A contribuição patronal à Previdência Municipal passará de 22% para 26% a partir do próximo ano. A informação foi dada pelo prefeito José Ronaldo de Carvalho, durante a assembleia promovida pelo Sindicato dos Agentes Comunitários de Saúde, na manhã desta quinta-feira, 8, no salão de eventos do Edifício Euterpe, contando com a presença da secretária de Saúde, Denise Mascarenhas, dirigentes sindicais, e membros da categoria.
O prefeito salientou a preocupação com a situação da Previdência Municipal. “Uma lei aprovada na Câmara prevê o aumento da contribuição patronal, ou seja, a parte que a Prefeitura paga esse ano é 22%, já no próximo ano será em torno de 26%, e em 2016 será em torno de 30%”, revelou.
José Ronaldo explicou que a medida do Governo Municipal visa evitar problemas futuros relacionados à aposentadoria dos servidores. “Vai aumentar consideravelmente as despesas de previdência na folha, e conseqüentemente dificultará a questão de aumento salarial. Atualmente os servidores pagam 11% e a Prefeitura 22%. Mas o que se arrecada hoje não cobre mais o que se paga aos aposentados”, exemplificou.
O projeto de lei nº 07/2013 que altera a redação do artigo 14 da lei complementar 11/2002, e dispõe sobre o Regime Próprio de Previdência Social do município de Feira de Santana, prevê a seguinte alteração: “18,78% (dezoito inteiros e setenta e oito centésimos por cento) serão relativos ao custo normal e 3,22% (três inteiros e vinte e dois centésimos por cento) referentes à alíquota de custo especial, escalonado nos tempos do Anexo I da lei”.

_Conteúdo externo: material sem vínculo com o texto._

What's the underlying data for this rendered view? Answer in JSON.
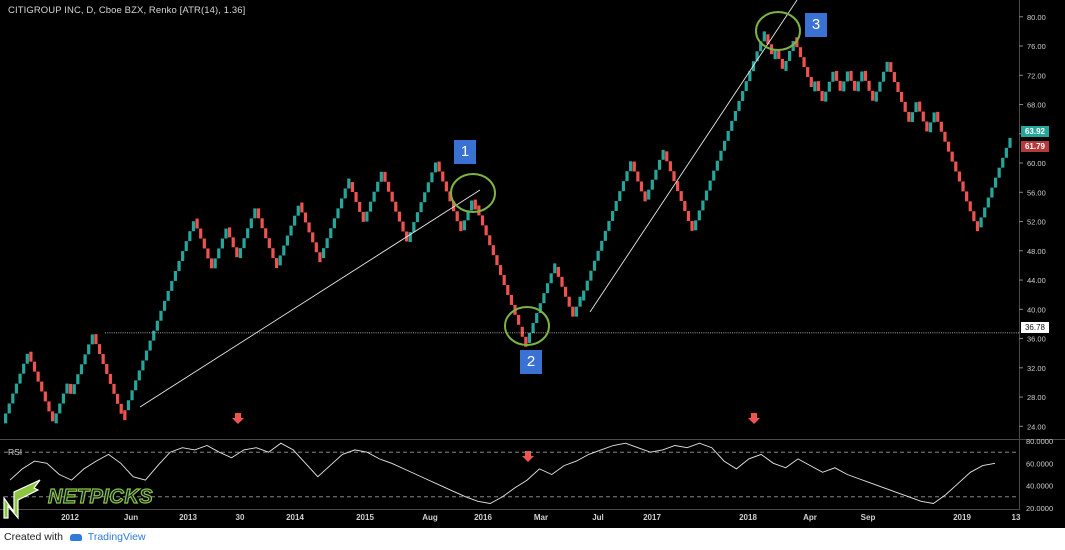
{
  "header": {
    "title": "CITIGROUP INC, D, Cboe BZX, Renko [ATR(14), 1.36]"
  },
  "colors": {
    "up": "#26a69a",
    "down": "#ef5350",
    "background": "#000000",
    "annotation_label": "#3a72d4",
    "annotation_circle": "#7cb342",
    "signal_arrow": "#ef5350",
    "last_up_tag": "#26a69a",
    "last_down_tag": "#b23a3a"
  },
  "chart_data": [
    {
      "type": "renko",
      "series_name": "CITIGROUP INC Renko",
      "brick_size": 1.36,
      "ylim": [
        22.4,
        81.2
      ],
      "y_ticks": [
        "24.00",
        "28.00",
        "32.00",
        "36.00",
        "40.00",
        "44.00",
        "48.00",
        "52.00",
        "56.00",
        "60.00",
        "64.00",
        "68.00",
        "72.00",
        "76.00",
        "80.00"
      ],
      "x_ticks": [
        "2012",
        "Jun",
        "2013",
        "30",
        "2014",
        "2015",
        "Aug",
        "2016",
        "Mar",
        "Jul",
        "2017",
        "2018",
        "Apr",
        "Sep",
        "2019",
        "13"
      ],
      "price_path": [
        24.4,
        34.2,
        24.4,
        29.8,
        28.4,
        36.6,
        26.2,
        26.2,
        52.4,
        45.6,
        51.2,
        47.0,
        53.8,
        46.0,
        54.6,
        47.0,
        57.4,
        52.0,
        58.8,
        49.2,
        60.2,
        50.8,
        55.0,
        54.2,
        37.6,
        35.4,
        45.8,
        39.0,
        41.2,
        60.2,
        55.0,
        61.6,
        50.8,
        77.6,
        74.2,
        75.6,
        72.6,
        77.2,
        69.8,
        71.2,
        68.4,
        72.6,
        69.8,
        72.6,
        69.8,
        72.6,
        68.4,
        73.8,
        65.6,
        68.4,
        64.2,
        67.0,
        51.2,
        63.8
      ],
      "last_bricks": {
        "up": 63.92,
        "down": 61.79
      },
      "horizontal_line": 36.78,
      "annotations": [
        {
          "label": "1",
          "price": 56.0
        },
        {
          "label": "2",
          "price": 37.0
        },
        {
          "label": "3",
          "price": 77.6
        }
      ]
    },
    {
      "type": "line",
      "series_name": "RSI",
      "label": "RSI",
      "ylim": [
        20,
        80
      ],
      "y_ticks": [
        "20.0000",
        "40.0000",
        "60.0000",
        "80.0000"
      ],
      "overbought": 70,
      "oversold": 30,
      "values": [
        45,
        55,
        62,
        60,
        50,
        45,
        55,
        62,
        68,
        60,
        48,
        45,
        58,
        70,
        74,
        72,
        76,
        70,
        65,
        72,
        74,
        70,
        78,
        72,
        60,
        48,
        58,
        68,
        72,
        70,
        64,
        60,
        55,
        50,
        45,
        40,
        35,
        30,
        26,
        24,
        30,
        38,
        45,
        55,
        50,
        58,
        62,
        68,
        72,
        76,
        78,
        74,
        70,
        72,
        76,
        74,
        78,
        74,
        62,
        55,
        64,
        68,
        60,
        56,
        64,
        58,
        52,
        56,
        50,
        46,
        42,
        38,
        34,
        30,
        26,
        24,
        32,
        42,
        52,
        58,
        60
      ]
    }
  ],
  "labels": {
    "rsi": "RSI",
    "price_tag_up": "63.92",
    "price_tag_down": "61.79",
    "level_tag": "36.78",
    "ann1": "1",
    "ann2": "2",
    "ann3": "3"
  },
  "logo": {
    "text": "NETPICKS"
  },
  "footer": {
    "created_with": "Created with",
    "brand": "TradingView"
  }
}
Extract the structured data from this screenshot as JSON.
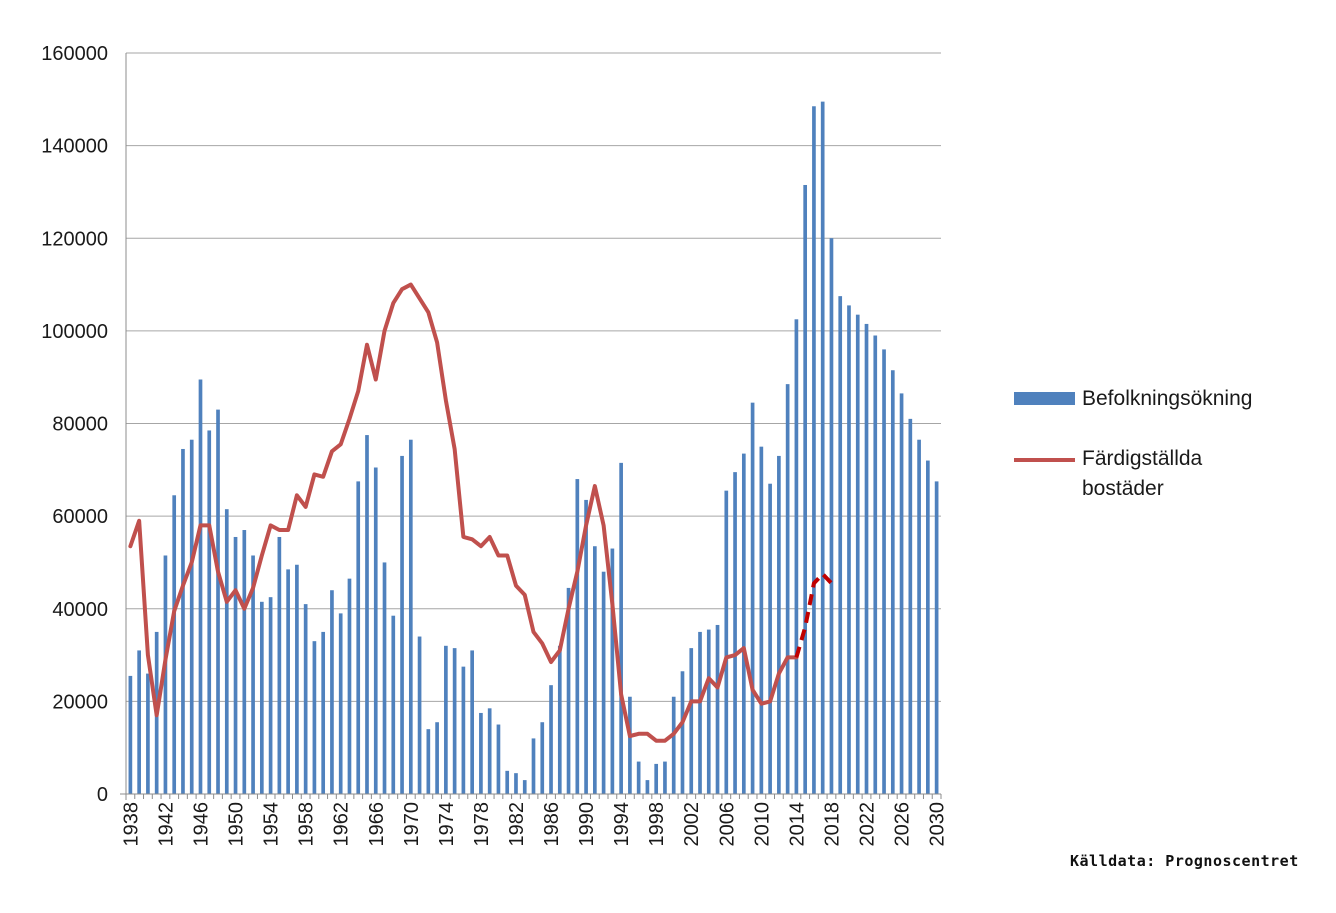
{
  "chart_data": {
    "type": "bar",
    "title": "",
    "xlabel": "",
    "ylabel": "",
    "ylim": [
      0,
      160000
    ],
    "yticks": [
      0,
      20000,
      40000,
      60000,
      80000,
      100000,
      120000,
      140000,
      160000
    ],
    "x_start": 1938,
    "x_end": 2030,
    "xticks": [
      "1938",
      "1942",
      "1946",
      "1950",
      "1954",
      "1958",
      "1962",
      "1966",
      "1970",
      "1974",
      "1978",
      "1982",
      "1986",
      "1990",
      "1994",
      "1998",
      "2002",
      "2006",
      "2010",
      "2014",
      "2018",
      "2022",
      "2026",
      "2030"
    ],
    "grid": "horizontal",
    "legend_position": "right",
    "series": [
      {
        "name": "Befolkningsökning",
        "kind": "bar",
        "color": "#4f81bd",
        "x_start": 1938,
        "values": [
          25500,
          31000,
          26000,
          35000,
          51500,
          64500,
          74500,
          76500,
          89500,
          78500,
          83000,
          61500,
          55500,
          57000,
          51500,
          41500,
          42500,
          55500,
          48500,
          49500,
          41000,
          33000,
          35000,
          44000,
          39000,
          46500,
          67500,
          77500,
          70500,
          50000,
          38500,
          73000,
          76500,
          34000,
          14000,
          15500,
          32000,
          31500,
          27500,
          31000,
          17500,
          18500,
          15000,
          5000,
          4500,
          3000,
          12000,
          15500,
          23500,
          32000,
          44500,
          68000,
          63500,
          53500,
          48000,
          53000,
          71500,
          21000,
          7000,
          3000,
          6500,
          7000,
          21000,
          26500,
          31500,
          35000,
          35500,
          36500,
          65500,
          69500,
          73500,
          84500,
          75000,
          67000,
          73000,
          88500,
          102500,
          131500,
          148500,
          149500,
          120000,
          107500,
          105500,
          103500,
          101500,
          99000,
          96000,
          91500,
          86500,
          81000,
          76500,
          72000,
          67500
        ]
      },
      {
        "name": "Färdigställda bostäder",
        "kind": "line",
        "color": "#c0504d",
        "x_start": 1938,
        "values": [
          53500,
          59000,
          30000,
          17000,
          29000,
          39500,
          45000,
          50000,
          58000,
          58000,
          48000,
          41500,
          44000,
          40000,
          44500,
          51500,
          58000,
          57000,
          57000,
          64500,
          62000,
          69000,
          68500,
          74000,
          75500,
          81000,
          87000,
          97000,
          89500,
          100000,
          106000,
          109000,
          110000,
          107000,
          104000,
          97500,
          85000,
          74500,
          55500,
          55000,
          53500,
          55500,
          51500,
          51500,
          45000,
          43000,
          35000,
          32500,
          28500,
          31000,
          40000,
          48000,
          58000,
          66500,
          58000,
          41000,
          21500,
          12500,
          13000,
          13000,
          11500,
          11500,
          13000,
          15500,
          20000,
          20000,
          25000,
          23000,
          29500,
          30000,
          31500,
          22500,
          19500,
          20000,
          26000,
          29500,
          29500
        ],
        "forecast": {
          "style": "dashed",
          "x_start": 2014,
          "values": [
            29500,
            36000,
            45500,
            47500,
            45500
          ]
        }
      }
    ]
  },
  "legend": {
    "bar_label": "Befolkningsökning",
    "line_label_1": "Färdigställda",
    "line_label_2": "bostäder"
  },
  "source_text": "Källdata: Prognoscentret"
}
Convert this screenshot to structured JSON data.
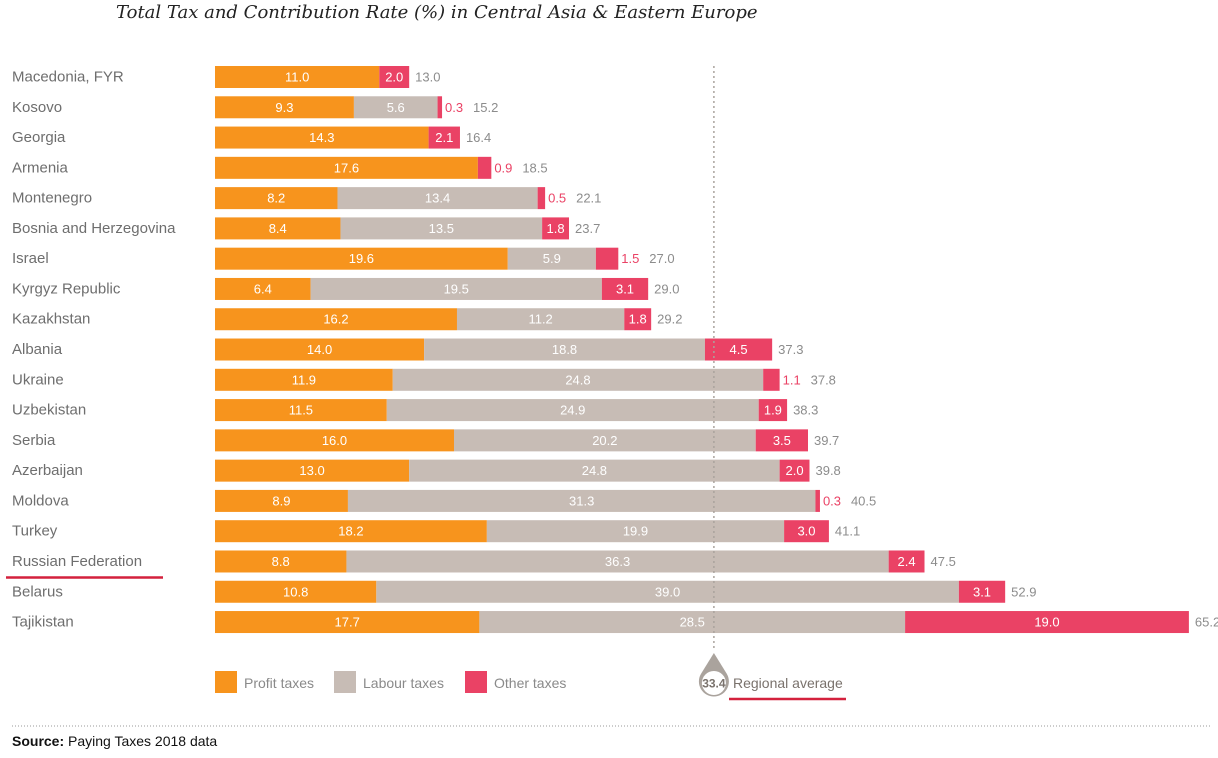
{
  "title": "Total Tax and Contribution Rate (%) in Central Asia & Eastern Europe",
  "source_label": "Source:",
  "source_text": "Paying Taxes 2018 data",
  "colors": {
    "profit": "#f7941d",
    "labour": "#c7bcb5",
    "other": "#ea4265",
    "label_gray": "#8c8c8c",
    "highlight_underline": "#d4213d",
    "average_line": "#aaa39d"
  },
  "chart_data": {
    "type": "bar",
    "stacked": true,
    "orientation": "horizontal",
    "title": "Total Tax and Contribution Rate (%) in Central Asia & Eastern Europe",
    "categories": [
      "Macedonia, FYR",
      "Kosovo",
      "Georgia",
      "Armenia",
      "Montenegro",
      "Bosnia and Herzegovina",
      "Israel",
      "Kyrgyz Republic",
      "Kazakhstan",
      "Albania",
      "Ukraine",
      "Uzbekistan",
      "Serbia",
      "Azerbaijan",
      "Moldova",
      "Turkey",
      "Russian Federation",
      "Belarus",
      "Tajikistan"
    ],
    "series": [
      {
        "name": "Profit taxes",
        "values": [
          11.0,
          9.3,
          14.3,
          17.6,
          8.2,
          8.4,
          19.6,
          6.4,
          16.2,
          14.0,
          11.9,
          11.5,
          16.0,
          13.0,
          8.9,
          18.2,
          8.8,
          10.8,
          17.7
        ]
      },
      {
        "name": "Labour taxes",
        "values": [
          0,
          5.6,
          0,
          0,
          13.4,
          13.5,
          5.9,
          19.5,
          11.2,
          18.8,
          24.8,
          24.9,
          20.2,
          24.8,
          31.3,
          19.9,
          36.3,
          39.0,
          28.5
        ]
      },
      {
        "name": "Other taxes",
        "values": [
          2.0,
          0.3,
          2.1,
          0.9,
          0.5,
          1.8,
          1.5,
          3.1,
          1.8,
          4.5,
          1.1,
          1.9,
          3.5,
          2.0,
          0.3,
          3.0,
          2.4,
          3.1,
          19.0
        ]
      }
    ],
    "totals": [
      "13.0",
      "15.2",
      "16.4",
      "18.5",
      "22.1",
      "23.7",
      "27.0",
      "29.0",
      "29.2",
      "37.3",
      "37.8",
      "38.3",
      "39.7",
      "39.8",
      "40.5",
      "41.1",
      "47.5",
      "52.9",
      "65.2"
    ],
    "regional_average": {
      "value": 33.4,
      "label": "Regional average"
    },
    "highlighted_category": "Russian Federation",
    "legend": {
      "placement": "bottom",
      "items": [
        "Profit taxes",
        "Labour taxes",
        "Other taxes"
      ]
    },
    "xlim": [
      0,
      65.2
    ],
    "grid": false
  }
}
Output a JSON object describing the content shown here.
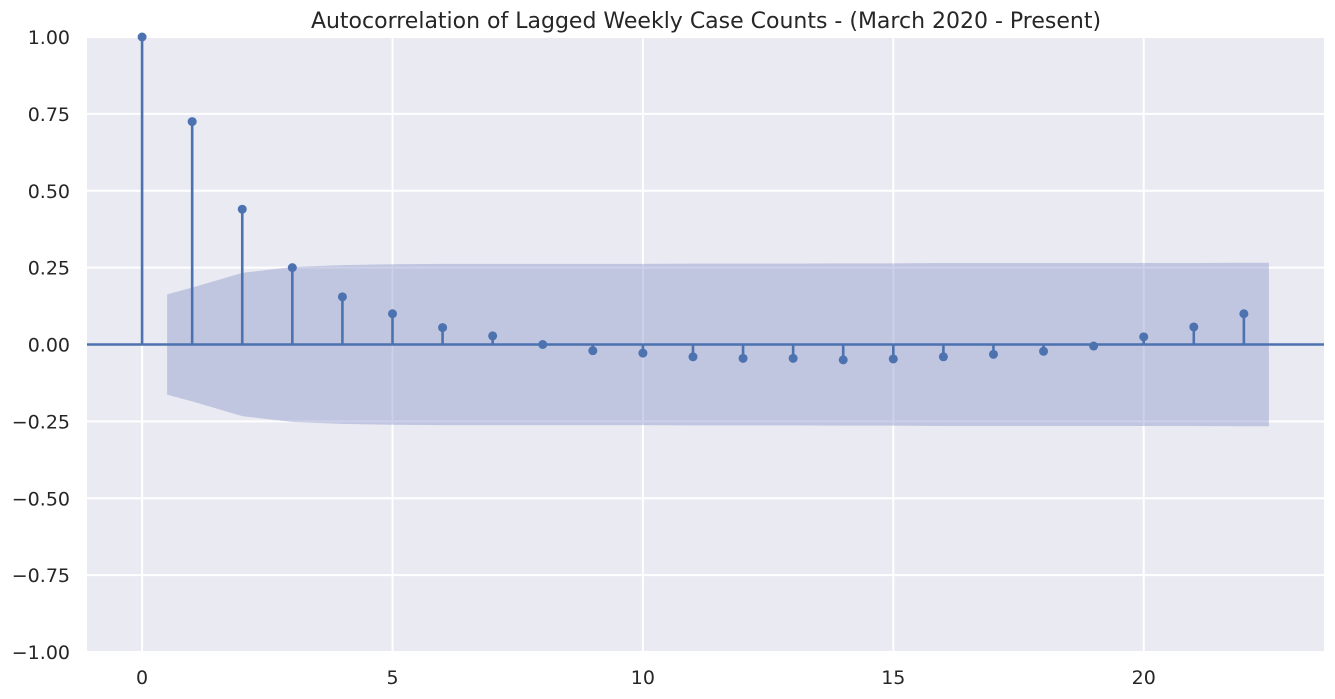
{
  "chart_data": {
    "type": "stem",
    "title": "Autocorrelation of Lagged Weekly Case Counts - (March 2020 - Present)",
    "xlabel": "",
    "ylabel": "",
    "xlim": [
      -1.1,
      23.6
    ],
    "ylim": [
      -1.0,
      1.0
    ],
    "x_ticks": [
      0,
      5,
      10,
      15,
      20
    ],
    "y_ticks": [
      1.0,
      0.75,
      0.5,
      0.25,
      0.0,
      -0.25,
      -0.5,
      -0.75,
      -1.0
    ],
    "x_tick_labels": [
      "0",
      "5",
      "10",
      "15",
      "20"
    ],
    "y_tick_labels": [
      "1.00",
      "0.75",
      "0.50",
      "0.25",
      "0.00",
      "−0.25",
      "−0.50",
      "−0.75",
      "−1.00"
    ],
    "grid": true,
    "lags": [
      0,
      1,
      2,
      3,
      4,
      5,
      6,
      7,
      8,
      9,
      10,
      11,
      12,
      13,
      14,
      15,
      16,
      17,
      18,
      19,
      20,
      21,
      22
    ],
    "values": [
      1.0,
      0.725,
      0.44,
      0.25,
      0.155,
      0.1,
      0.055,
      0.028,
      0.0,
      -0.02,
      -0.028,
      -0.04,
      -0.045,
      -0.045,
      -0.05,
      -0.047,
      -0.04,
      -0.032,
      -0.022,
      -0.005,
      0.025,
      0.057,
      0.1
    ],
    "confidence_band": {
      "x": [
        0.5,
        1,
        2,
        3,
        4,
        5,
        6,
        7,
        8,
        9,
        10,
        11,
        12,
        13,
        14,
        15,
        16,
        17,
        18,
        19,
        20,
        21,
        22,
        22.5
      ],
      "upper": [
        0.163,
        0.185,
        0.233,
        0.252,
        0.258,
        0.261,
        0.262,
        0.262,
        0.262,
        0.262,
        0.262,
        0.263,
        0.263,
        0.263,
        0.264,
        0.264,
        0.265,
        0.265,
        0.265,
        0.265,
        0.265,
        0.265,
        0.266,
        0.266
      ]
    },
    "colors": {
      "stem": "#4c72b0",
      "band": "#8592c8",
      "plot_bg": "#eaeaf2",
      "grid": "#ffffff"
    }
  }
}
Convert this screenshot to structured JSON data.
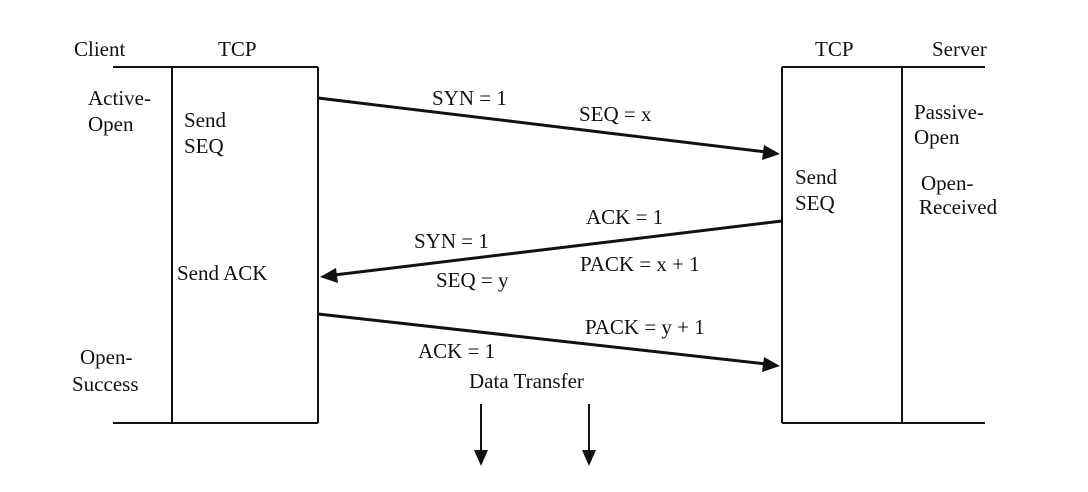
{
  "headers": {
    "client": "Client",
    "tcp_left": "TCP",
    "tcp_right": "TCP",
    "server": "Server"
  },
  "client_states": {
    "active_open": [
      "Active-",
      "Open"
    ],
    "open_success": [
      "Open-",
      "Success"
    ]
  },
  "server_states": {
    "passive_open": [
      "Passive-",
      "Open"
    ],
    "open_received": [
      "Open-",
      "Received"
    ]
  },
  "tcp_actions": {
    "left_send_seq": [
      "Send",
      "SEQ"
    ],
    "left_send_ack": "Send ACK",
    "right_send_seq": [
      "Send",
      "SEQ"
    ]
  },
  "messages": {
    "msg1": {
      "syn": "SYN = 1",
      "seq": "SEQ = x"
    },
    "msg2": {
      "ack": "ACK = 1",
      "syn": "SYN = 1",
      "pack": "PACK = x + 1",
      "seq": "SEQ = y"
    },
    "msg3": {
      "pack": "PACK = y + 1",
      "ack": "ACK = 1"
    }
  },
  "data_transfer": "Data Transfer"
}
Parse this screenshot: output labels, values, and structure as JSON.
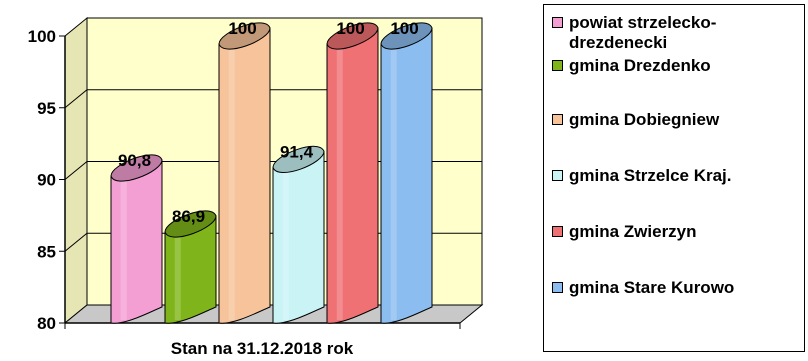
{
  "chart_data": {
    "type": "bar",
    "xlabel": "Stan na 31.12.2018 rok",
    "ylim": [
      80,
      100
    ],
    "yticks": [
      "80",
      "85",
      "90",
      "95",
      "100"
    ],
    "series": [
      {
        "name": "powiat strzelecko-drezdenecki",
        "value": 90.8,
        "label": "90,8",
        "color": "#F39FD4"
      },
      {
        "name": "gmina Drezdenko",
        "value": 86.9,
        "label": "86,9",
        "color": "#7FB51A"
      },
      {
        "name": "gmina Dobiegniew",
        "value": 100,
        "label": "100",
        "color": "#F7C39A"
      },
      {
        "name": "gmina Strzelce Kraj.",
        "value": 91.4,
        "label": "91,4",
        "color": "#C9F3F5"
      },
      {
        "name": "gmina Zwierzyn",
        "value": 100,
        "label": "100",
        "color": "#F07173"
      },
      {
        "name": "gmina Stare Kurowo",
        "value": 100,
        "label": "100",
        "color": "#8CBDF0"
      }
    ],
    "legend_position": "right"
  },
  "legend": {
    "items": [
      {
        "line1": "powiat strzelecko-",
        "line2": "drezdenecki"
      },
      {
        "line1": "gmina Drezdenko"
      },
      {
        "line1": "gmina Dobiegniew"
      },
      {
        "line1": "gmina Strzelce Kraj."
      },
      {
        "line1": "gmina Zwierzyn"
      },
      {
        "line1": "gmina Stare Kurowo"
      }
    ]
  }
}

A matéria de autoria do Poder Executivo aprovada pela Câmara diz, ainda, que “a contribuição previdenciária de que trata o inciso III do artigo 13 será de 11,00% incidentes sobre a totalidade de remuneração de contribuição”. O prefeito disse que as mudanças são resultado do relatório técnico elaborado a partir da reavaliação atuarial realizada em maio deste ano.
Durante a assembléia o gestor municipal também comentou a reivindicação de aumento salarial dos agentes comunitários de saúde. “Reafirmo que o que vier de Brasília, na esfera Federal, vamos passar para vocês, cumprindo nossa obrigação. A categoria faz parte de um projeto federal e as normas que regem as atividades nasceram em Brasília. E todas as lutas vitoriosas dos agentes de saúde aconteceram na capital federal”, apontou José Ronaldo.